We are now seeing more ship owners ordering new tonnage, predominantly ultra-large carriers, LNG fuelled like CMA CGM or methanol-propelled, like Maersk.
More, new carrying capacity is set to enter the market, which should contribute to the softening of the rates. The entrance in service of these vessels is, however, still many months away and demand for containers still looks strong.
On the raw materials side, however, and especially in chemical commodities, the high freight rates (now looking upwards of $15,500 per TEU on the route China – Europe) now impact prices of goods to the extent that it is equivalent or cheaper to source from European suppliers.

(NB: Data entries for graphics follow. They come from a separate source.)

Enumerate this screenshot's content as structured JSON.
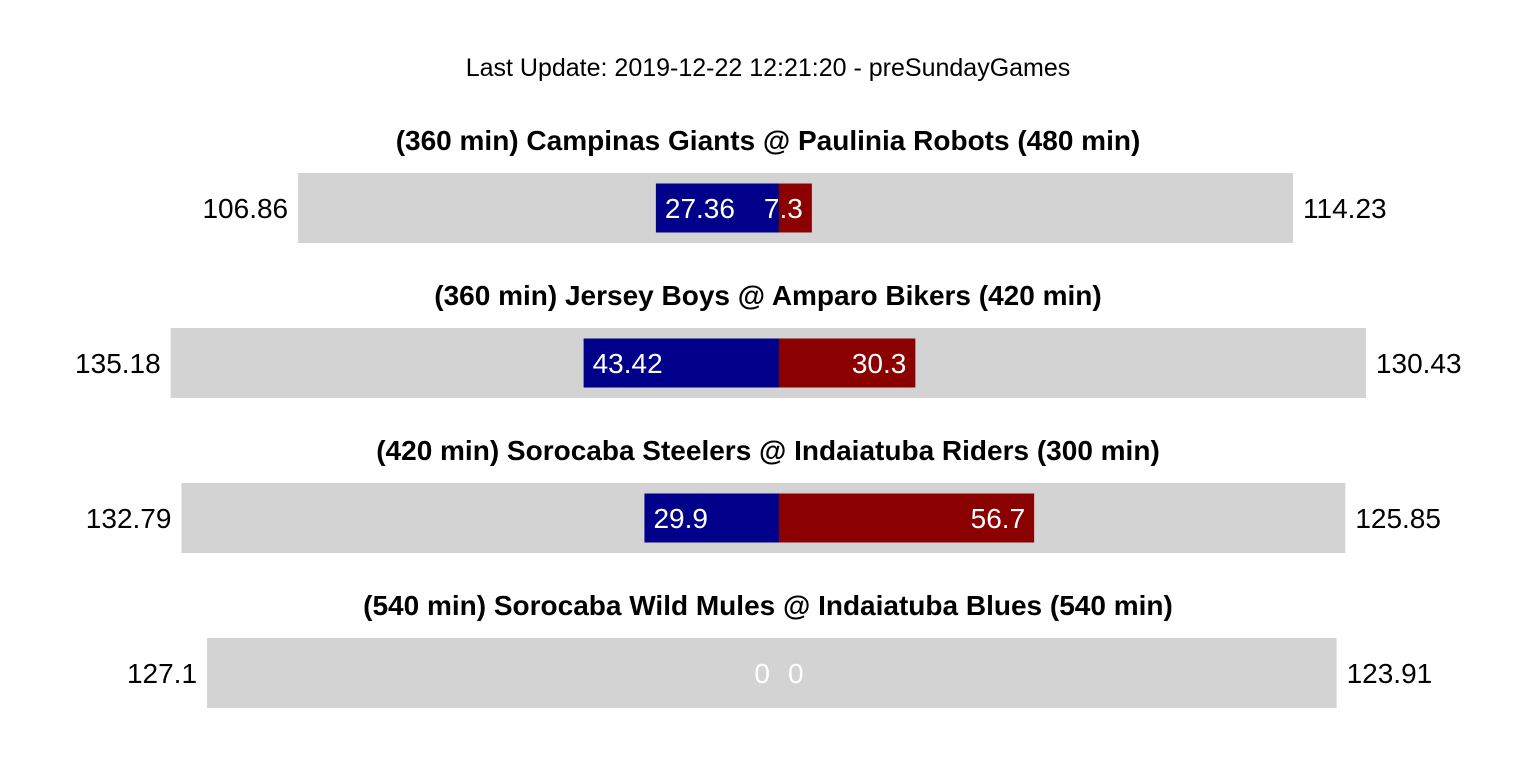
{
  "update_text": "Last Update: 2019-12-22 12:21:20 - preSundayGames",
  "chart_data": {
    "type": "bar",
    "colors": {
      "track": "#d3d3d3",
      "away": "#00008b",
      "home": "#8b0000",
      "label": "#ffffff"
    },
    "games": [
      {
        "title": "(360 min) Campinas Giants @ Paulinia Robots (480 min)",
        "away_projection": 106.86,
        "home_projection": 114.23,
        "away_score": 27.36,
        "home_score": 7.3,
        "away_label": "27.36",
        "home_label": "7.3",
        "away_proj_label": "106.86",
        "home_proj_label": "114.23"
      },
      {
        "title": "(360 min) Jersey Boys @ Amparo Bikers (420 min)",
        "away_projection": 135.18,
        "home_projection": 130.43,
        "away_score": 43.42,
        "home_score": 30.3,
        "away_label": "43.42",
        "home_label": "30.3",
        "away_proj_label": "135.18",
        "home_proj_label": "130.43"
      },
      {
        "title": "(420 min) Sorocaba Steelers @ Indaiatuba Riders (300 min)",
        "away_projection": 132.79,
        "home_projection": 125.85,
        "away_score": 29.9,
        "home_score": 56.7,
        "away_label": "29.9",
        "home_label": "56.7",
        "away_proj_label": "132.79",
        "home_proj_label": "125.85"
      },
      {
        "title": "(540 min) Sorocaba Wild Mules @ Indaiatuba Blues (540 min)",
        "away_projection": 127.1,
        "home_projection": 123.91,
        "away_score": 0,
        "home_score": 0,
        "away_label": "0",
        "home_label": "0",
        "away_proj_label": "127.1",
        "home_proj_label": "123.91"
      }
    ]
  }
}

We expect to see a continual decrease in smaller-batches shipments westbound from Asia to Europe, hopefully accompanied by a subsequent easing of the TEU rates towards the end of the year.
Air cargo is now cheaper than ocean freight for smaller parcels, are we on the tipping point for this huge container rally?
Outlook: Positive
Gas
Rates for Gas Carriers remained relatively stable, with a small growth for large carriers. Pressurized and semi-pressurized vessel rates remained constant.
As plenty of tonnage is currently tied-up in dock for ballast water treatment systems installation, we are to expect a softening of the rates next month, as the ships come back into the market.